Yeni Oyun Grubunun İlk Buluşması

Dün kızımla, Montessori e-grubu vasıtasıyla kendilerinden haberdar olduğumuz 14-15 aylık bebekleri ve annelerini ağırladık. Mira ve Banu, Doruk ve Güliz ilk gelenlerdi. Ardından sırayla Ada ve Umur, Emre Jr. ve Sibel, Zeynep ve Neslihan, son olarak ta Can ve Sibel geldiler. Güliz ve iki Sibel’in hamilelikleri sırasında tanıştıklarını öğrendik. Ada ve Zeynep ilk kez yaşıtları bebeklerle biraraya geliyorlardı.
Mira, Emre ve Selin ilk oyun grubundan tanışıyorlar. O yüzden birbirlerini pek incelemiyorlar artık. Diğer bebekler ilk kez biraraya geldikleri için önce birbirleriyle bakıştılar uzun uzun.

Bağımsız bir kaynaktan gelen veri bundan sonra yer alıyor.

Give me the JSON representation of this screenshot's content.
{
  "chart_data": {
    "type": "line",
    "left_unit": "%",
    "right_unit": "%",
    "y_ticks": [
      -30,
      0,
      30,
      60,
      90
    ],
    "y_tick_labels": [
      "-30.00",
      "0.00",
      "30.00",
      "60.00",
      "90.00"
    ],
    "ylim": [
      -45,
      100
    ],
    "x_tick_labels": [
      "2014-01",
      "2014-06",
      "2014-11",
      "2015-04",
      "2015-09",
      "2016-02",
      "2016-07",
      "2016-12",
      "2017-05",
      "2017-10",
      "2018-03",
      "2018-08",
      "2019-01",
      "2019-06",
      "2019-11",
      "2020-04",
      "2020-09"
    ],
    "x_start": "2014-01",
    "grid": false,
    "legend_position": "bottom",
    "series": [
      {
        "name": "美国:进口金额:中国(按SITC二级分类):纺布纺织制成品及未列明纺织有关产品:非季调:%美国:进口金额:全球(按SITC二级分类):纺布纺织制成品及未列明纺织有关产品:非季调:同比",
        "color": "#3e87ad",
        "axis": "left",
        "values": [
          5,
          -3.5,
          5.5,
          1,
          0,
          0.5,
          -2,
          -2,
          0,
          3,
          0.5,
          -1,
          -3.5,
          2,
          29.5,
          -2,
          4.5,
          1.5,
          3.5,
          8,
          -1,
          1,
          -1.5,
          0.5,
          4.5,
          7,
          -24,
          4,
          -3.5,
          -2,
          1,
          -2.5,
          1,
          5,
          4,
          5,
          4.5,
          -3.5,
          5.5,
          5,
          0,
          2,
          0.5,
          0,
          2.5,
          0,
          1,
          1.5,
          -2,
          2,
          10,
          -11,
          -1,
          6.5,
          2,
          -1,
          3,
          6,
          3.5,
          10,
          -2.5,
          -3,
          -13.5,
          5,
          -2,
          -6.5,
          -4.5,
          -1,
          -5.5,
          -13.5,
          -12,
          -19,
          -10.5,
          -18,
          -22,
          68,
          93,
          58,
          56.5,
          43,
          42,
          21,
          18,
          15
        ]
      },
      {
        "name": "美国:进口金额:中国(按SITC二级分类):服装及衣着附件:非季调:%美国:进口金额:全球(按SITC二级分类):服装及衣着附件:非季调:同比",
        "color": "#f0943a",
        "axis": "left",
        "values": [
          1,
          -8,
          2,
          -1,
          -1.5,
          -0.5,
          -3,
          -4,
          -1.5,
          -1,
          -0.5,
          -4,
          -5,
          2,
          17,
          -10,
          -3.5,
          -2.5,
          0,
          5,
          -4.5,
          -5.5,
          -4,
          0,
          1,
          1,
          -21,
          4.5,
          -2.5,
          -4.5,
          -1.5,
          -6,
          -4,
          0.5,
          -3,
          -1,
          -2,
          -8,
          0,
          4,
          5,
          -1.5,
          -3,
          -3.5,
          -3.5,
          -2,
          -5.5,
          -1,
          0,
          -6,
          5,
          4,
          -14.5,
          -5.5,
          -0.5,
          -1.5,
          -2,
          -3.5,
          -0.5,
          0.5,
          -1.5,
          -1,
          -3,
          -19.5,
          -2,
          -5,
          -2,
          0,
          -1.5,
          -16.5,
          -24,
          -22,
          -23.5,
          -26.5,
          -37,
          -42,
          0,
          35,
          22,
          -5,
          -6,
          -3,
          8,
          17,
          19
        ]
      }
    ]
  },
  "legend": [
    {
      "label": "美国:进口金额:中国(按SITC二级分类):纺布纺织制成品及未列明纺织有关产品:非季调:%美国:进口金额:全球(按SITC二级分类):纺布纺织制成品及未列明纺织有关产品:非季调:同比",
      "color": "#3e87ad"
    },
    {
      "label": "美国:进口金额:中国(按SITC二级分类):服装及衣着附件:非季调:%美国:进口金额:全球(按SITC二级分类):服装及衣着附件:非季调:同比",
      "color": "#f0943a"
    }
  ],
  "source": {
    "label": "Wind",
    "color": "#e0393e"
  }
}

Ada, bebeklerin en büyüğü ve en erken yürüyeni olarak bir kaç kez evi tanıma turları yaptı. Doruk, heyecanını ve sevincini küçük küçük ısırarak gösteren bir küçük adam. Zeynep, maviş gözleriyle herkesi tek tek inceleyen Mini Girl. Can, önce sessiz, çekingen, biraz alışınca da hemen gülümseyen sevimli bir oğlan. İki bebek dışında hepsi ayaklanmış, pıtır pıtır yürüyorlar. Araları sadece 1 gün olan Can’la Selin’in de eli kulağında.
İlk buluşma olması sebebiyle herkes bebeğiyle yakından ilgilenmek durumundaydı ve uzun süre kimse yiyeceklere el süremedi. Değil çay, suyu bile zor içti anneler. Dört, beş kelimeden uzun hiç bir cümleyi kesintisiz söyleyemedik. Kısa kısa nerede çalışılıyor, nerede oturuluyor, bebeklerin doğum tarihleri, bunu yer, şunu yemez gibi bilgileri “oraya gitme canım, onu verir misin tatlım, gel bebeğim” laflarının arasına serpiştirdik. En kısa zamanda iletişim bilgilerini toplamaya ve tabii ki daha küçük gruplar halinde buluşmaya karar verdik.
Misafirlerimizi uğurlar uğurlamaz artık gözlerini açık tutmakta zorlanan Meleğimle yatağa şööyle bir uzandık. Hemen gözlerimi kapattım. Elini yanağıma koyup okşamaya yeni başlamıştı ki, aniden durdu. Tek gözümü açıp bir baktım...Uyumuş.